Jedno z ciekawszych zaskoczeń to „Łagodna” Siergieja Łoźnicy, dramat luźno inspirowany prozą Fiodora Dostojewskiego. W literackiej „Łagodnej” winę za śmierć młodej, głęboko emocjonalnej żony ponosi jej nieczuły, racjonalnie myślący i dużo od niej starszy mąż. Nowy film autora „We mgle” oraz „Szczęście ty moje”, choć nosi ten sam tytuł co słynne opowiadanie klasyka, to nie drąży kwestii nieudanego małżeństwa. Bohaterką jest milcząca, wegetująca na skraju rozpaczy kobieta, której mąż odsiaduje wyrok.
Centralny problem stawiany przez Dostojewskiego – niemożność pogodzenia kobiecej wrażliwości ze stosującą ekonomiczną przemoc męską władzą – w filmie od razu zostaje przeniesiony na wyższy, społeczny poziom. Słaba, bezbronna jednostka zderza się z totalitarnym państwem, współczesną Rosją, której symbolem staje się zapuszczone, opanowane przez mafie syberyjskie miasteczko z górującym nad wiejską infrastrukturą potężnym, ogrodzonym wysokim murem kafkowskim zamkiem-więzieniem.
Można się tylko domyślać, że nękana niepokojem i obawami bohaterka pochodzi ze wschodniej Ukrainy, gdzie wojna domowa dziesiątkuje ludzi. Jej skazanego za morderstwo męża, prawdopodobnie ofiarę tej wojny, do końca filmu nie poznajemy. Ułożona z pozornie monotonnych, pozbawionych spektakularnych wydarzeń akcja skupia się na obserwacji obyczajowego tła martyrologii dzielnej kobiety, przejmująco granej przez Vasilinę Makovtsevę, samotnie przemierzającej olbrzymie połacie obcej przestrzeni. Jej odyseja do jądra ciemności systemu odsłania kolejne kręgi upodlenia i tyranii.

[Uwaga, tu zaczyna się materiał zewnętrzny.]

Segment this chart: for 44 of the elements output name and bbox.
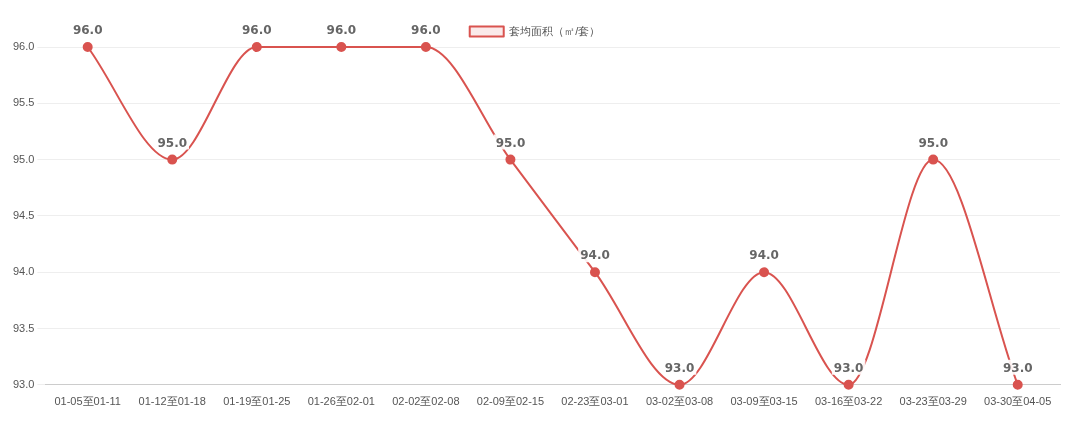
x-tick-label: 02-02至02-08 xyxy=(392,395,460,408)
x-tick-label: 03-09至03-15 xyxy=(730,395,798,408)
point xyxy=(167,154,178,165)
x-tick-label: 01-12至01-18 xyxy=(138,395,206,408)
legend-label: 套均面积（㎡/套） xyxy=(509,24,601,37)
data-label: 93.0 xyxy=(664,360,695,375)
point xyxy=(674,379,685,390)
point xyxy=(82,42,93,52)
x-tick-label: 03-16至03-22 xyxy=(814,395,883,408)
point xyxy=(505,154,516,165)
y-tick-label: 93.5 xyxy=(12,321,35,334)
x-tick-label: 01-26至02-01 xyxy=(307,395,375,408)
data-label: 93.0 xyxy=(833,360,864,375)
y-tick-label: 95.0 xyxy=(12,152,35,165)
x-tick-label: 02-09至02-15 xyxy=(476,395,545,408)
data-label: 95.0 xyxy=(157,135,188,150)
point xyxy=(251,42,262,52)
y-tick-label: 93.0 xyxy=(12,377,35,390)
point xyxy=(843,379,854,390)
point xyxy=(1012,379,1023,390)
x-tick-label: 01-19至01-25 xyxy=(223,395,291,408)
x-tick-label: 02-23至03-01 xyxy=(561,395,629,408)
data-label: 93.0 xyxy=(1002,360,1033,375)
data-label: 96.0 xyxy=(326,23,357,38)
y-tick-label: 96.0 xyxy=(12,40,35,53)
data-label: 96.0 xyxy=(241,23,272,38)
point xyxy=(759,267,770,278)
data-label: 95.0 xyxy=(918,135,948,150)
point xyxy=(928,154,939,165)
data-label: 95.0 xyxy=(495,135,526,150)
x-tick-label: 03-23至03-29 xyxy=(899,395,967,408)
data-label: 96.0 xyxy=(411,23,441,38)
point xyxy=(589,267,600,278)
data-label: 94.0 xyxy=(580,248,610,263)
y-tick-label: 94.0 xyxy=(12,265,35,278)
point xyxy=(336,42,347,52)
y-tick-label: 94.5 xyxy=(12,208,35,221)
data-label: 94.0 xyxy=(749,248,779,263)
point xyxy=(420,42,431,52)
y-tick-label: 95.5 xyxy=(12,96,35,109)
x-tick-label: 03-02至03-08 xyxy=(645,395,714,408)
data-label: 96.0 xyxy=(72,23,103,38)
x-tick-label: 01-05至01-11 xyxy=(54,395,121,408)
x-tick-label: 03-30至04-05 xyxy=(984,395,1052,408)
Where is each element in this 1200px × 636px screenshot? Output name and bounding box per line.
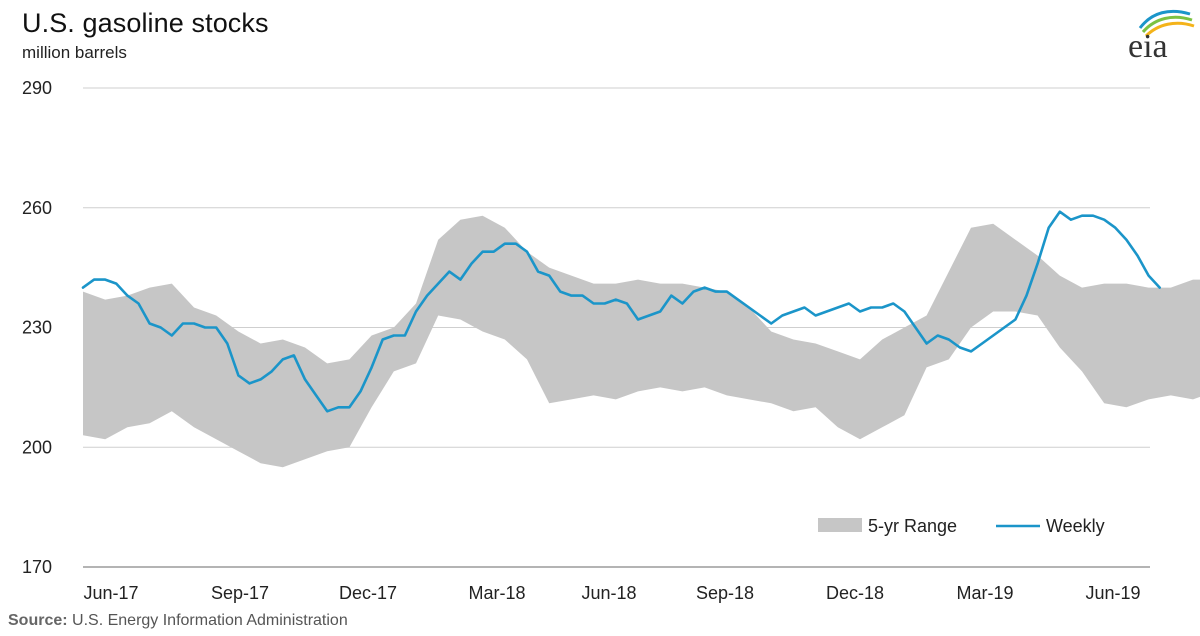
x-tick-label-mar-18: Mar-18 [468, 583, 525, 603]
legend-label-5-yr-range: 5-yr Range [868, 516, 957, 536]
y-tick-label-170: 170 [22, 557, 52, 577]
x-tick-label-mar-19: Mar-19 [956, 583, 1013, 603]
chart-title: U.S. gasoline stocks [22, 8, 269, 38]
x-tick-label-sep-18: Sep-18 [696, 583, 754, 603]
y-axis-tick-labels: 170 200 230 260 290 [22, 78, 52, 577]
x-tick-label-jun-19: Jun-19 [1085, 583, 1140, 603]
legend-label-weekly: Weekly [1046, 516, 1105, 536]
source-note: Source: U.S. Energy Information Administ… [8, 612, 348, 630]
x-tick-label-dec-18: Dec-18 [826, 583, 884, 603]
weekly-line-series [81, 210, 1161, 413]
source-text: U.S. Energy Information Administration [72, 612, 348, 629]
eia-logo-graphic: eia [1128, 9, 1195, 65]
eia-logo: eia [1118, 4, 1198, 65]
chart-subtitle: million barrels [22, 43, 127, 62]
weekly-line [81, 210, 1161, 413]
legend-swatch-5-yr-range [818, 518, 862, 532]
x-tick-label-dec-17: Dec-17 [339, 583, 397, 603]
x-tick-label-sep-17: Sep-17 [211, 583, 269, 603]
source-label: Source: [8, 612, 68, 629]
y-tick-label-230: 230 [22, 318, 52, 338]
legend: 5-yr Range Weekly [818, 516, 1105, 536]
five-year-range-area [83, 215, 1200, 468]
y-tick-label-260: 260 [22, 198, 52, 218]
x-axis-tick-labels: Jun-17 Sep-17 Dec-17 Mar-18 Jun-18 Sep-18 Dec-… [83, 583, 1140, 603]
y-tick-label-290: 290 [22, 78, 52, 98]
x-tick-label-jun-17: Jun-17 [83, 583, 138, 603]
x-tick-label-jun-18: Jun-18 [581, 583, 636, 603]
y-tick-label-200: 200 [22, 437, 52, 457]
five-year-range-band [83, 215, 1200, 468]
eia-logo-text: eia [1128, 28, 1168, 64]
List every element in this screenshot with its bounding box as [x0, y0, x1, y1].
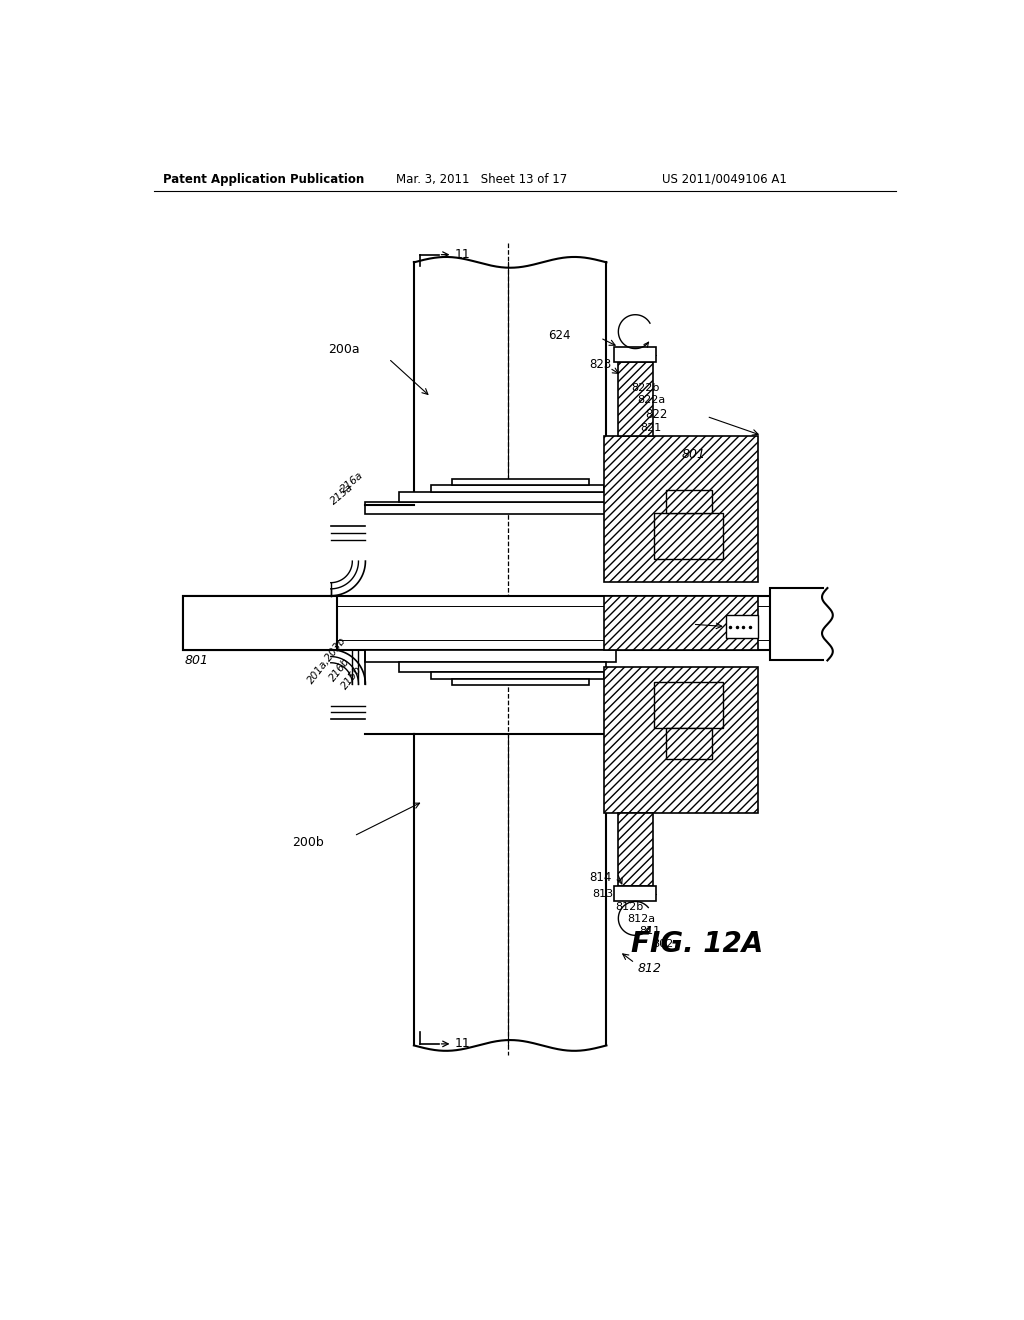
Text: 822a: 822a [637, 395, 666, 405]
Bar [614, 347, 656, 363]
Text: 814: 814 [590, 871, 612, 884]
Text: 200a: 200a [328, 343, 359, 356]
Bar [398, 663, 606, 672]
Text: 822: 822 [645, 408, 668, 421]
Text: 216a: 216a [339, 470, 365, 494]
Bar [654, 512, 724, 558]
Text: 215b: 215b [340, 665, 365, 692]
Text: 215a: 215a [330, 482, 355, 507]
Text: 216b: 216b [328, 656, 352, 684]
Text: 624: 624 [549, 329, 571, 342]
Bar [453, 678, 589, 685]
Bar [666, 490, 712, 512]
Bar [366, 649, 615, 663]
Bar [453, 479, 589, 484]
Text: FIG. 12A: FIG. 12A [631, 929, 763, 958]
Text: 801: 801 [681, 447, 706, 461]
Text: 822b: 822b [631, 383, 659, 393]
Text: 821: 821 [640, 422, 662, 433]
Bar [604, 595, 758, 649]
Text: Mar. 3, 2011   Sheet 13 of 17: Mar. 3, 2011 Sheet 13 of 17 [396, 173, 567, 186]
Bar [183, 595, 786, 649]
Bar [183, 595, 337, 649]
Text: Patent Application Publication: Patent Application Publication [163, 173, 365, 186]
Text: 811: 811 [639, 927, 659, 936]
Text: 812: 812 [637, 962, 662, 975]
Bar [604, 667, 758, 813]
Text: 812a: 812a [628, 915, 655, 924]
Text: 200b: 200b [292, 836, 324, 849]
Bar [431, 672, 604, 678]
Bar [770, 589, 827, 660]
Bar [366, 502, 615, 515]
Bar [431, 484, 604, 492]
Text: 11: 11 [455, 248, 470, 261]
Bar [726, 615, 758, 638]
Bar [617, 363, 652, 436]
Bar [654, 682, 724, 729]
Text: 813: 813 [593, 888, 613, 899]
Bar [614, 886, 656, 902]
Bar [604, 436, 758, 582]
Text: 812b: 812b [615, 902, 644, 912]
Text: 823: 823 [590, 358, 611, 371]
Text: 201a,203b: 201a,203b [306, 635, 348, 685]
Bar [398, 492, 606, 502]
Text: 11: 11 [455, 1038, 470, 1051]
Text: 802: 802 [652, 939, 674, 949]
Text: 801: 801 [184, 653, 209, 667]
Bar [666, 729, 712, 759]
Text: US 2011/0049106 A1: US 2011/0049106 A1 [662, 173, 786, 186]
Bar [617, 813, 652, 886]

Obraz, który oburzył Cannes
Paradoksalnie ukraińskiemu reżyserowi urodzonemu na Białorusi, a tworzącemu na emigracji w Niemczech, w tych opisach społecznej degrengolady znacznie bliżej do Bułhakowa niż Dostojewskiego. Finał to długi, prawie 20-minutowy groteskowy sen, prawdziwy sabat czarownic rodem z „Mistrza i Małgorzaty”, w którym rolę Wolanda gra pierwszy sekretarz, ukochany car i jedynowładca Rosji uroczyście ogłaszający święto zjednoczenia wznoszonego ku jego chwale więzienia i szczęśliwych, wolnych ludzi.
Wesoły ton tej sekwencji wcale nie prowadzi do rozładowania napięcia – przeciwnie. Oskarża i kompromituje kłamstwo putinowskiej Rosji, jawiącej się na ekranie jako ukoronowanie stalinowskiego marzenia o bezklasowej, biernej, doskonale przystosowanej do bezprawia wspólnocie prostytutek, bandytów, degeneratów terroryzowanych przez głuchą na cierpienie, zbiurokratyzowaną władzę.
Dosadność tej wizji nie spodobała się części canneńskiej publiczności. Po pokazie prasowym znów słychać było gwizdy na widowni, ale jest nadzieja, ze przynajmniej jury doceni wagę tego obrazu.
Senność i rozczarowanie
Żadnej kontrowersji nie wywołał natomiast „Oszukany”, wyczekiwana nowa wersja maczystosko-mizoginicznego dramatu Dona Siegela z 1971 r. o urodziwym, ciężko rannym żołnierzu, walczącym po stronie unionistów w czasie wojny secesyjnej, który uwodzi po kolei opiekujące się nim panny sprzyjające konfederatom.
Na eleganckim remake’u Sofii Coppoli sporo osób ziewało. Clinta Eastwooda zastąpił w tytułowej roli słynący z erotycznych podbojów Colin Farrell. Irlandczyk gra intensywnie kuszonego dezertera, padającego ofiarą kobiecej zazdrości. Zmiany poczynione przez reżyserkę są minimalne i zasadniczo sens filmu przez to się nie zmienia, co dziwi, bo po autorce „Marii Antoniny”, lubiącej portretować silne kobiety, można było spodziewać się czegoś zupełnie innego – inteligentnej, wystudiowanej, feministycznej odpowiedzi na tamten manifest niesłusznie ukaranej męskości.